Vier Promille schafft er

Ein Alkoholiker hatte Polizei und Rettungssanitäter angegriffen. Das Verfahren wurde eingestellt.

WERDOHL ▪ Ein turbulenter Zwischenfall im Werdohler Krankenhaus beschäftigte gestern das Altenaer Amtsgericht.

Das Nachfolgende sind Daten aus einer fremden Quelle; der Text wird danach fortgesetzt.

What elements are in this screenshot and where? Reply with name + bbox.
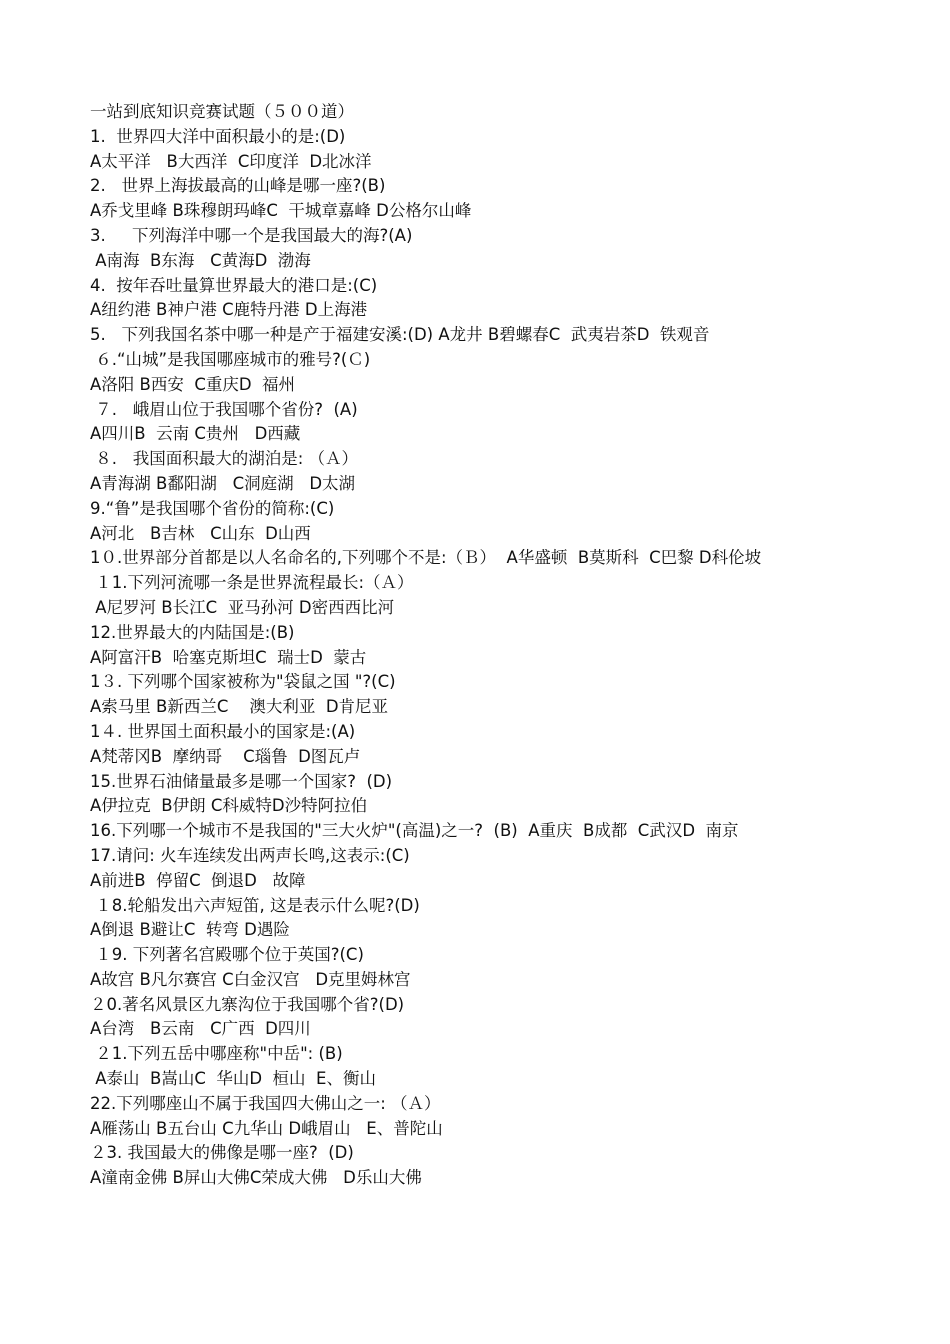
- question-21: ２1.下列五岳中哪座称"中岳": (B): [90, 1044, 343, 1064]
- options-9: A河北 B吉林 C山东 D山西: [90, 523, 311, 543]
- question-12: 12.世界最大的内陆国是:(B): [90, 622, 295, 642]
- question-7: ７. 峨眉山位于我国哪个省份? (A): [90, 399, 358, 419]
- options-11: A尼罗河 B长江C 亚马孙河 D密西西比河: [90, 597, 395, 617]
- question-2: 2. 世界上海拔最高的山峰是哪一座?(B): [90, 176, 386, 196]
- question-13: 1３. 下列哪个国家被称为"袋鼠之国 "?(C): [90, 672, 396, 692]
- question-6: ６.“山城”是我国哪座城市的雅号?(Ｃ): [90, 349, 371, 369]
- options-2: A乔戈里峰 B珠穆朗玛峰C 干城章嘉峰 D公格尔山峰: [90, 201, 472, 221]
- options-17: A前进B 停留C 倒退D 故障: [90, 870, 306, 890]
- options-22: A雁荡山 B五台山 C九华山 D峨眉山 E、普陀山: [90, 1118, 443, 1138]
- options-18: A倒退 B避让C 转弯 D遇险: [90, 920, 290, 940]
- question-11: １1.下列河流哪一条是世界流程最长:（Ａ）: [90, 573, 414, 593]
- options-4: A纽约港 B神户港 C鹿特丹港 D上海港: [90, 300, 368, 320]
- options-21: A泰山 B嵩山C 华山D 桓山 E、衡山: [90, 1069, 376, 1089]
- options-14: A梵蒂冈B 摩纳哥 C瑙鲁 D图瓦卢: [90, 746, 361, 766]
- options-7: A四川B 云南 C贵州 D西藏: [90, 424, 301, 444]
- options-6: A洛阳 B西安 C重庆D 福州: [90, 374, 296, 394]
- question-5: 5. 下列我国名茶中哪一种是产于福建安溪:(D) A龙井 B碧螺春C 武夷岩茶D 铁观音: [90, 325, 710, 345]
- options-13: A索马里 B新西兰C 澳大利亚 D肯尼亚: [90, 697, 389, 717]
- options-23: A潼南金佛 B屏山大佛C荣成大佛 D乐山大佛: [90, 1168, 422, 1188]
- question-16: 16.下列哪一个城市不是我国的"三大火炉"(高温)之一? (B) A重庆 B成都 C武汉D 南京: [90, 821, 739, 841]
- question-1: 1. 世界四大洋中面积最小的是:(D): [90, 126, 346, 146]
- options-3: A南海 B东海 C黄海D 渤海: [90, 250, 311, 270]
- question-22: 22.下列哪座山不属于我国四大佛山之一: （Ａ）: [90, 1093, 441, 1113]
- question-4: 4. 按年吞吐量算世界最大的港口是:(C): [90, 275, 378, 295]
- question-20: ２0.著名风景区九寨沟位于我国哪个省?(D): [90, 994, 405, 1014]
- document-body: [90, 100, 855, 1191]
- options-1: A太平洋 B大西洋 C印度洋 D北冰洋: [90, 151, 372, 171]
- options-12: A阿富汗B 哈塞克斯坦C 瑞士D 蒙古: [90, 647, 367, 667]
- question-15: 15.世界石油储量最多是哪一个国家? (D): [90, 771, 393, 791]
- question-17: 17.请问: 火车连续发出两声长鸣,这表示:(C): [90, 845, 410, 865]
- options-8: A青海湖 B鄱阳湖 C洞庭湖 D太湖: [90, 473, 356, 493]
- question-23: ２3. 我国最大的佛像是哪一座? (D): [90, 1143, 354, 1163]
- question-9: 9.“鲁”是我国哪个省份的简称:(C): [90, 498, 335, 518]
- options-19: A故宫 B凡尔赛宫 C白金汉宫 D克里姆林宫: [90, 969, 411, 989]
- question-8: ８. 我国面积最大的湖泊是: （Ａ）: [90, 449, 359, 469]
- options-15: A伊拉克 B伊朗 C科威特D沙特阿拉伯: [90, 796, 368, 816]
- question-18: １8.轮船发出六声短笛, 这是表示什么呢?(D): [90, 895, 420, 915]
- question-19: １9. 下列著名宫殿哪个位于英国?(C): [90, 945, 364, 965]
- options-20: A台湾 B云南 C广西 D四川: [90, 1019, 311, 1039]
- document-title: 一站到底知识竞赛试题（５００道）: [90, 102, 354, 121]
- question-10: 1０.世界部分首都是以人名命名的,下列哪个不是:（Ｂ） A华盛顿 B莫斯科 C巴黎 D科伦坡: [90, 548, 762, 568]
- question-3: 3. 下列海洋中哪一个是我国最大的海?(A): [90, 225, 413, 245]
- question-14: 1４. 世界国土面积最小的国家是:(A): [90, 721, 356, 741]
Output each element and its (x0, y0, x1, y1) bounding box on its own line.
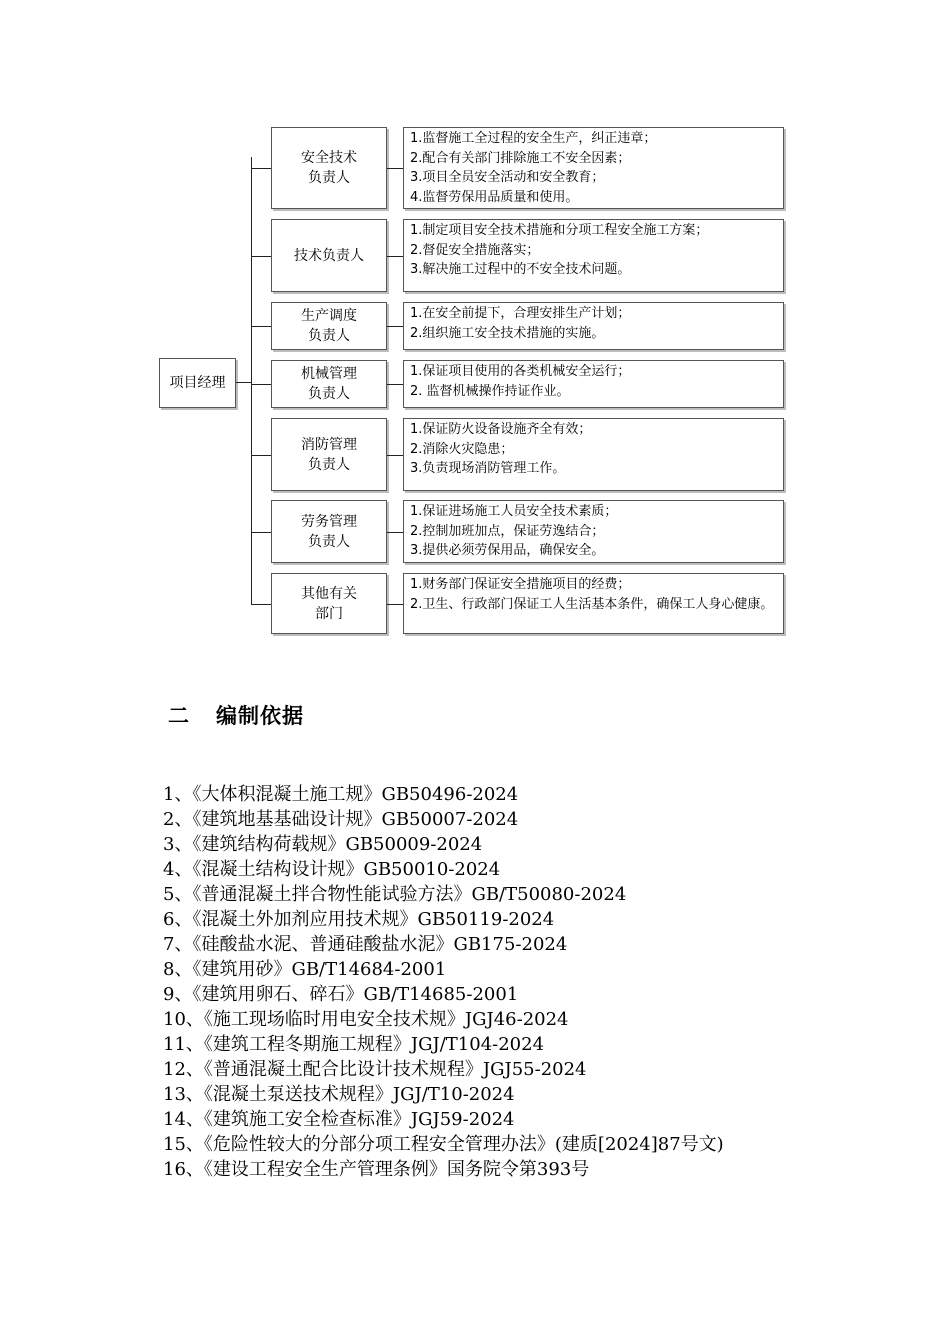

Nachdem er als hilflose Person aufgegriffen wurde, hatte ein stark alkoholisierter 49-Jähriger in der Nacht auf den 13. Oktober vergangenen Jahres zunächst einer Rettungssanitäterin die Hand so dermaßen gequetscht, so dass die Frau noch zwei Tage lang unter Schmerzen litt. Anschließend war der Werdohler verbal auf zwei Polizeibeamte losgegangen, er hatte die Uniformierten unter anderem mit den Worten: „Penner, ihr seid doch alle von der Gestapo. Ab mit euch nach Auschwitz”, beleidigt. Als der Mann daraufhin zur Beruhigung am Bett festgegurtet werden sollte, hatte sich der Frührentner wild um sich schlagend und tretend gegen die Maßnahme gewehrt.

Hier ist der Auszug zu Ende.